ABD Çin’i çevreliyor, Çin ABD gibi davranıyor
Son zamanlarda ABD Dışişleri Bakanı, Hazine Bakanı Çin’e gittiler. Biden’ın iklim değişikliği konusunda Özel Temsilcisi John Kerry de Çin’de. Nasıl tek adamlar ikinci adamdan hoşlanmazlarsa ABD de rakip istemiyor. İkinci Dünya Harbinden sonra ABD Sovyetler Birliğini nasıl çevrelemişse (containment) şimdi de Çin’e aynı şeyi uygulamaya çalışıyor. Çin ise bir bakıma İkinci Dünya Harbinden sonra ABD’nin yaptığı hatalara benzer hatalar yapıyor. Elindeki önemli miktardaki para dolayısıyla birçok ülkede yatırım yaparken bu ülkeleri aşırı borçlandırıyor ve şikayetlere, olumsuzluklara neden oluyor. Çin yakın geçmişte kendisini gelişmekte olan ülkeler sınıfına dahil ettiğinde daha “sempatik” görünüyordu. Artık bu sınıfta olmaktan vazgeçti!
Kemal Bey
Sayın Kılıçdaroğlu önemli işler başardı. Çok çalıştı. Ama kazanamadı. Kazanamaması konusunda şöyle yapsaydı, böyle yapsaydı tartışmaları yapılıyor. Kazanamamasının esas nedeni Kemal Beyin Alevi olması. Türkiye maalesef Alevi Cumhurbaşkanına hazır değil. Bu eşiği aşmakla Türkiye kazanırdı. Benzer bir sıkıntı 1960 seçiminde ABD’de yaşandı. Protestanlar Katolik Kennedy konusunda endişeli idi. Kennedy Protestan din adamlarına bir konuşma yaptı. Endişelerinizi anlıyorum ama bir yasa önüme geldiğinde ABD Başkanı olarak hareket edeceğim, Katolik olarak değil dedi. Çok ufak farkla seçildi. 2020 yılında Biden’in Katolik olmasının sözü bile edilmedi. Kemal Beye kaptan olarak düşen önemli bir görev var. Şimdiden yerel seçimler sonra liderlikten ayrılacağını açıklaması. Şu sırada noktayı koyarsa büyür. Israr ederse yara almaya devam eder. Parti de yara alır.
Aslan Milliyetçilik
1956 yılında gezme amaçlı Ada’ya gelirken vapurda “vatandaş Türkçe konuş, konuşmayanı uyar” kampanyasını talebe birliği başlatmıştı. Hedef Lozan Antlaşmasında hakları tanınan Ermeni, Rum ve Musevi vatandaşlarımızdı. O tarihte herhalde Kürt bilinmiyordu ! Bu hatıra beni geriye götürdü.

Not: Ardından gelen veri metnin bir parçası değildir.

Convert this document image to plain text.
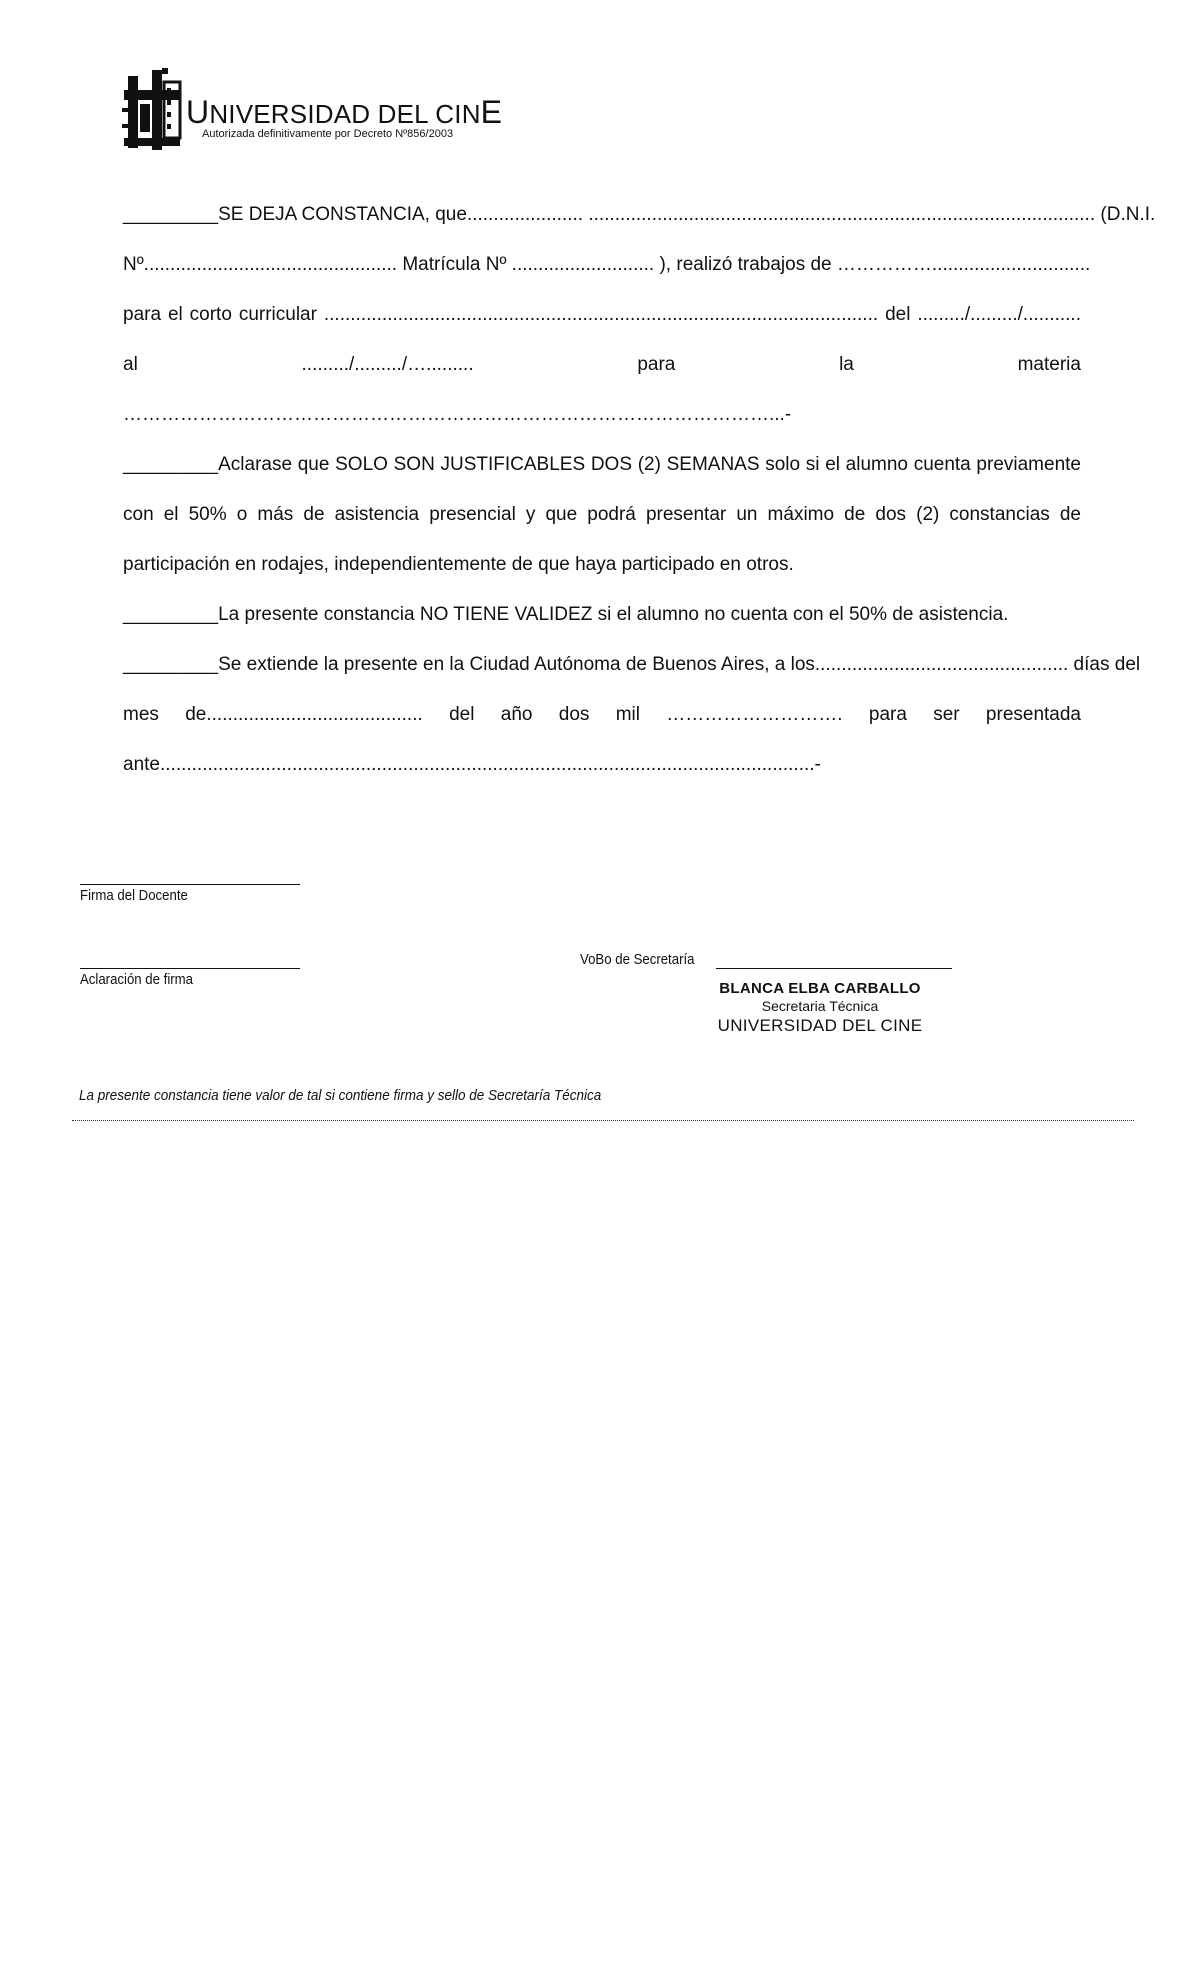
UNIVERSIDAD DEL CINE
Autorizada definitivamente por Decreto Nº856/2003
_________SE DEJA CONSTANCIA, que...................... ................................................................................................ (D.N.I.
Nº................................................ Matrícula Nº ........................... ), realizó trabajos de ……………..............................
para el corto curricular ......................................................................................................... del ........./........./...........
al	........./........./….........	para	la	materia
…………………………………………………………………………………………...-
_________Aclarase que SOLO SON JUSTIFICABLES DOS (2) SEMANAS solo si el alumno cuenta previamente con el 50% o más de asistencia presencial y que podrá presentar un máximo de dos (2) constancias de participación en rodajes, independientemente de que haya participado en otros.
_________La presente constancia NO TIENE VALIDEZ si el alumno no cuenta con el 50% de asistencia.
_________Se extiende la presente en la Ciudad Autónoma de Buenos Aires, a los................................................ días del
mes de......................................... del año dos mil ………………………. para ser presentada
ante............................................................................................................................-
Firma del Docente
Aclaración de firma
VoBo de Secretaría
BLANCA ELBA CARBALLO
Secretaria Técnica
UNIVERSIDAD DEL CINE
La presente constancia tiene valor de tal si contiene firma y sello de Secretaría Técnica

Ege’de karasularının genişliği 3 mil olmalıdır
Lozan’dan sonra Ege’de 3 mil olarak belirlenen karasuları sınırına Yunanlar, 13 sene riayet etmiştir. Montreux Antlaşmasının 1936 yılında imzalanmasından sonra Yunanistan karasularını 6 mile çıkarmıştır. Biz Yunanistan’a o tarihte 3 mile geri dönmesi için baskı yapacağımıza, aksine yıllar sonra biz de 1964 yılında karasularını 6 mile çıkardık. Burada ciddi bir sıkıntı var. Egede Türk-Yunan sorunları hal edilecekse ilk iş karasularının tekrar 3 mile döndürülmesidir. Hele hele Yunanistan 12 mili aklına getirmemelidir. Karadeniz’de Türkiye’nin karasularını 12 mile çıkarması örnek teşkil edemez. Karadeniz buna müsaittir. İyon denizinde de Yunan karasuları 12 mildir. Durum buna imkan veriyor.